A recent CNN article discusses the importance of gut health and more specifically, what our microbiomes say about us.

“There are more bacteria in your gut than there are stars in the universe,” said Rob Knight who is the director of the Center for Microbiome Innovation. With over 100 trillion microbes that make up your microbiome, these so-called “peacekeepers of the body” are crucial for your gut health.

The American Gut project in San Diego has collected over 10,000 samples from more than 43 countries and is hoping to understand what the bacteria do within our bodies and how they impact our health. The challenge that arises with this project is the fact that our microbiomes are frequently changing due to lifestyle choices such as diet, sleep and exercise; therefore, it can be difficult to determine the underlying causes.

However, one community seems to be achieving this diversity quite successfully.

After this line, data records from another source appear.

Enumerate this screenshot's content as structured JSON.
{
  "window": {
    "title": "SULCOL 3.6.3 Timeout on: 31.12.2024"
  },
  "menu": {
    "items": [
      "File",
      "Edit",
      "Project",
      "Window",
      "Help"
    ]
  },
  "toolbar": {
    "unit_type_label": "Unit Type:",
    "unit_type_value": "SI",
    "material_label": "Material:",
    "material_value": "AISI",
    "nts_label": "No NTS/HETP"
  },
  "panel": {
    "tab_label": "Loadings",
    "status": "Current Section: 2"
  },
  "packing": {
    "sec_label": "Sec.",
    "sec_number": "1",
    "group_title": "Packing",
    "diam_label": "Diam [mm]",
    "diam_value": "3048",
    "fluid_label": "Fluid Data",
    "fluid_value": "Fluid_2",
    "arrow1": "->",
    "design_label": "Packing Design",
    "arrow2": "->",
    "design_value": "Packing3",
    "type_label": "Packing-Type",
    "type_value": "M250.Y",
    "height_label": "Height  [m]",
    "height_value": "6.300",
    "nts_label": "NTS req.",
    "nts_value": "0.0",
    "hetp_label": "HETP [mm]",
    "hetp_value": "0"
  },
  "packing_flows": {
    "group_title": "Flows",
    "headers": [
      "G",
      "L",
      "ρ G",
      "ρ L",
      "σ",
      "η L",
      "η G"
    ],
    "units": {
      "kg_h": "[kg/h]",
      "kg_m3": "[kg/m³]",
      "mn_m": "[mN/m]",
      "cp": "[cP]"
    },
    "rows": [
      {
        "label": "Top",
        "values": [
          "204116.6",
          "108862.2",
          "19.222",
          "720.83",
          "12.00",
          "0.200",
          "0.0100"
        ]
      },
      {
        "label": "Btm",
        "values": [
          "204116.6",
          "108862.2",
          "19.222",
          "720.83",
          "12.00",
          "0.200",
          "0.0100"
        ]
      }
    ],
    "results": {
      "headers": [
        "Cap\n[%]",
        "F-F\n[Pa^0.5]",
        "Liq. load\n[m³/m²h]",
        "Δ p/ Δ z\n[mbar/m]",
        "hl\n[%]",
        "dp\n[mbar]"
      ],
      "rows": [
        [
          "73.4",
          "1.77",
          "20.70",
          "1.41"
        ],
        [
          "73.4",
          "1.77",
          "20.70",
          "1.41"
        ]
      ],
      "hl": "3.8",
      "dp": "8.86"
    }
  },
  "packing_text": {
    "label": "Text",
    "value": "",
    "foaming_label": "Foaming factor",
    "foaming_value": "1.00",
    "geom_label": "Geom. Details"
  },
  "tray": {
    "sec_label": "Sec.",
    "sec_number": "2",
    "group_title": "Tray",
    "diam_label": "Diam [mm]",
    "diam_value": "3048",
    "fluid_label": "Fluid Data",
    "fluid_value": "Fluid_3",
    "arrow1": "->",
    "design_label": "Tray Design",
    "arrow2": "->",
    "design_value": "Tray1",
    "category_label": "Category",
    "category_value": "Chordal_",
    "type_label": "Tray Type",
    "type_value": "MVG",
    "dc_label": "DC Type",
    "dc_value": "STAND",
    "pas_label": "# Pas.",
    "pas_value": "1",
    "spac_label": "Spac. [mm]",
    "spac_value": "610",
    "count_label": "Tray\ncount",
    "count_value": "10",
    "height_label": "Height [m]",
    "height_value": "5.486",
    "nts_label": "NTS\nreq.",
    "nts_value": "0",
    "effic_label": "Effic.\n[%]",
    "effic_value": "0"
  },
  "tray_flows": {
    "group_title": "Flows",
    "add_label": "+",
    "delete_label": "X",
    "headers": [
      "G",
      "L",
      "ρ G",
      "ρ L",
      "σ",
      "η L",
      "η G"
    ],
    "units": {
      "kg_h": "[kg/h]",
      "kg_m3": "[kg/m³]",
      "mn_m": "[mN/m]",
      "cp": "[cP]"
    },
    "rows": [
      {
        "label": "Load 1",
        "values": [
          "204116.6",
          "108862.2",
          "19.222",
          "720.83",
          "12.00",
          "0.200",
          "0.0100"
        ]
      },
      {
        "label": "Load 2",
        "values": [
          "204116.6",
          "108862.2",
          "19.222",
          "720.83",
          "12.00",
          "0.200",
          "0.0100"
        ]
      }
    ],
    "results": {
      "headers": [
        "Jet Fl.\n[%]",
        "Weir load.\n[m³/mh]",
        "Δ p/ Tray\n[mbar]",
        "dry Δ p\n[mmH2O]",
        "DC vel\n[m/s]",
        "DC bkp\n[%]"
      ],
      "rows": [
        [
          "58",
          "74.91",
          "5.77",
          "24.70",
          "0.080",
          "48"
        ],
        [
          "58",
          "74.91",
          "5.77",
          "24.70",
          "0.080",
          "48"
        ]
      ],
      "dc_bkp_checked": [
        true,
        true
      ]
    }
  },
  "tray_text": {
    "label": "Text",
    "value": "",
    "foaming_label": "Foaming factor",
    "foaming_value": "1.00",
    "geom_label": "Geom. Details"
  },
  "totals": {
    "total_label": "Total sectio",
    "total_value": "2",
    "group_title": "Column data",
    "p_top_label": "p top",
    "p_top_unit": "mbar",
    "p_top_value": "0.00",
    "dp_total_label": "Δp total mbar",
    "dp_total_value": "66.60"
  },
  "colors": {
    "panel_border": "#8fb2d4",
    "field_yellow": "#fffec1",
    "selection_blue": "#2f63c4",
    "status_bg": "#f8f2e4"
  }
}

Buried deep within the Venezuelan Amazon jungle is a remote, indigenous community that holds the most diverse human microbiome ever recorded. Untouched by modern medicine and the outside world, the Yanomami community contains exceptionally healthy individuals, and the goal of researchers is to discover why their microbes are providing such health and diversity compared to that of the Western hemisphere.

After significant research, the team surprisingly found that the bacteria residing in the guts of these civilians produced genes that made the people resistant to antibiotics, even though they have never taken them.